The device maintenance function within Orion currently provides two options to control alerting and monitoring during maintenance windows.
Unmanage Object
This works by stopping all polling to the object. With no data in the database, alerts cannot fire and with no records for status of the object being down SLA availability reports cannot include that data and so (assuming the device was up the whole time outside of the Unmanage schedule) SLA reports will show 100% uptime.
All good, with two primary functions provided
Mute Alerts
This option works by allowing the alert to be evaluated, but in addition if any objects that would generate an alert appear in the Muted schedule, the alert will be suppressed.

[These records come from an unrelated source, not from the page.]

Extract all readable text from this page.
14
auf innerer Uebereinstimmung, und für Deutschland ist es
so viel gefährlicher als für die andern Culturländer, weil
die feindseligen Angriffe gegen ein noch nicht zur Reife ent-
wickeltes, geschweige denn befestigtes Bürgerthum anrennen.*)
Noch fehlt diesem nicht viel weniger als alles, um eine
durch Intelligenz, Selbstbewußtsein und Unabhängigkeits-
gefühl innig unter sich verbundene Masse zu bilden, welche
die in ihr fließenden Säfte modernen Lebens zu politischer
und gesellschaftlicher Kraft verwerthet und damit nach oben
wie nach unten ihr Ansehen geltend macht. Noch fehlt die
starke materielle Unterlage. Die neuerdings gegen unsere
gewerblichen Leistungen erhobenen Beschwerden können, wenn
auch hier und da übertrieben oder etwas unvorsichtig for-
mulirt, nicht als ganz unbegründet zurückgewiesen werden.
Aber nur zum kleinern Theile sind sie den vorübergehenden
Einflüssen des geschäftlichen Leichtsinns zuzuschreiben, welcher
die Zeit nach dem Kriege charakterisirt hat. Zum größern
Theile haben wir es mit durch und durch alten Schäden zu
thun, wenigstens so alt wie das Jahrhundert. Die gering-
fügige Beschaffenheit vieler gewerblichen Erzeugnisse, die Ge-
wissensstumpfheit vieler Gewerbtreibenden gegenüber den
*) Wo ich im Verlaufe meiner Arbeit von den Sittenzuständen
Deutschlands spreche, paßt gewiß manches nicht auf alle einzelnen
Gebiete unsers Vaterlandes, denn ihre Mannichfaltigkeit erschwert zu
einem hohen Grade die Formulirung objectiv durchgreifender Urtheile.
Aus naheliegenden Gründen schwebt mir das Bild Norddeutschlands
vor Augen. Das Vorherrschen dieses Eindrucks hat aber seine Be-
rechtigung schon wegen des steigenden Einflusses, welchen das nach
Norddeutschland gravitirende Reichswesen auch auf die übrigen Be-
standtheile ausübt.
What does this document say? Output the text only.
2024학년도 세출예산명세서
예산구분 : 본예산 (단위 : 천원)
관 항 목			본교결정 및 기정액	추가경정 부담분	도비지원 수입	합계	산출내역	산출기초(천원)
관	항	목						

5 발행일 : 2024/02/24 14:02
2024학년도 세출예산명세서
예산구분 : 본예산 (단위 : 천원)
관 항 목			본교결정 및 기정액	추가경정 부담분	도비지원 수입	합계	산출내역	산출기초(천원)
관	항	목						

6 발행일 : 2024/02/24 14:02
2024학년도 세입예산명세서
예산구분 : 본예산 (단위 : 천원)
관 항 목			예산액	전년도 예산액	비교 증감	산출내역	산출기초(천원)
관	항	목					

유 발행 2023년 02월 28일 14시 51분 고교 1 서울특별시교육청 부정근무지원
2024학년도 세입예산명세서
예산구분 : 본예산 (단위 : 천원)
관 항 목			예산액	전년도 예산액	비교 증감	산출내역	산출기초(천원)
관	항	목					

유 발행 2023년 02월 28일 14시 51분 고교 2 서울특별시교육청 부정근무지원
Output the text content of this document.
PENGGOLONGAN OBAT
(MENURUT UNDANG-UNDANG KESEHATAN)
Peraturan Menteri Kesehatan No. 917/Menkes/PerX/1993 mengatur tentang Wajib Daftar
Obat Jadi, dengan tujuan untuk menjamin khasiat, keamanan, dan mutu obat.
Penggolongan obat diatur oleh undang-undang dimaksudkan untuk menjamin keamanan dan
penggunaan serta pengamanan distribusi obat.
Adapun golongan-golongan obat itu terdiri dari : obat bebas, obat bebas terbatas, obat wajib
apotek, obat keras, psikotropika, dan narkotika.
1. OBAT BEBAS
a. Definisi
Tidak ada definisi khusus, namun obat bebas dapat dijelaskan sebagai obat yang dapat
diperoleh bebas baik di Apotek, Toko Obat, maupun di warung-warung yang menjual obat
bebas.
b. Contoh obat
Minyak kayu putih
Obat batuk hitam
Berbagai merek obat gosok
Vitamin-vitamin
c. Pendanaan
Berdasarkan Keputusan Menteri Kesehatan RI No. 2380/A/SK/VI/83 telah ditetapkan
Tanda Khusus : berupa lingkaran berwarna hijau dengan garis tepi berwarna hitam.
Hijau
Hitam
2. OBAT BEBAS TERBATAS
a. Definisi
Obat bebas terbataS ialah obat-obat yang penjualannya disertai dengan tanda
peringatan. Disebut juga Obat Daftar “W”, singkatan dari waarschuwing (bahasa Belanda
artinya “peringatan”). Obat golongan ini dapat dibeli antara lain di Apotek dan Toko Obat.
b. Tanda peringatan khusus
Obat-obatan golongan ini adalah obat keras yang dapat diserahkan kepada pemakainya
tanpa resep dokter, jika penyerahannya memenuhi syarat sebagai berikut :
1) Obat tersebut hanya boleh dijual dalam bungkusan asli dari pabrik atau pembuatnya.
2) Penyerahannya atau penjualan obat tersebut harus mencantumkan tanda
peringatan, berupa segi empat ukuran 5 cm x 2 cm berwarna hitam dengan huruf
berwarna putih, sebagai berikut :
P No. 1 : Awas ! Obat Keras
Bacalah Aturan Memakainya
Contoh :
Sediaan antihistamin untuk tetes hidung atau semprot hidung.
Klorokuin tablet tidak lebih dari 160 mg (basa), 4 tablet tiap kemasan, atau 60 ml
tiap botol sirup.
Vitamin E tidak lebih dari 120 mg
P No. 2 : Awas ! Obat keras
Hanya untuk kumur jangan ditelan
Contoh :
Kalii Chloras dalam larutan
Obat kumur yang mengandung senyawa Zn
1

All polling functionality continues, so that during a maintenance window created with this method, performance metrics are still collected, object status is identified.
This is more often used, as our customers indicate they still wish to see utilisation data during these maintenance windows. They would also like to see exactly when devices/services go down during the window, as this confirms expected activity and gives them a record of the timings of service loss events. Mute alerts simply means that alerting does not get generated.
The problem occurs where a customer who has to supply an SLA availability report that excludes scheduled maintenance windows with the Mute method, as any downtime during this period will still be included in the percentage downtime calculation due to the fact that the device status is still marked as down and the values in the database used to calculate availability are not affected by the Mute state.
Request:
Provide a mechanism that allows for Mute periods to not affect SAL availability report output
Either build the data structure to allow historic mute periods to be recorded easily or provide a status and data structure change that allows these time periods to be queried relatively easily for exclusion from availability calculation. Currently Auditing needs to be enabled and the data structure is not very efficient for including mute periods over a long period of time.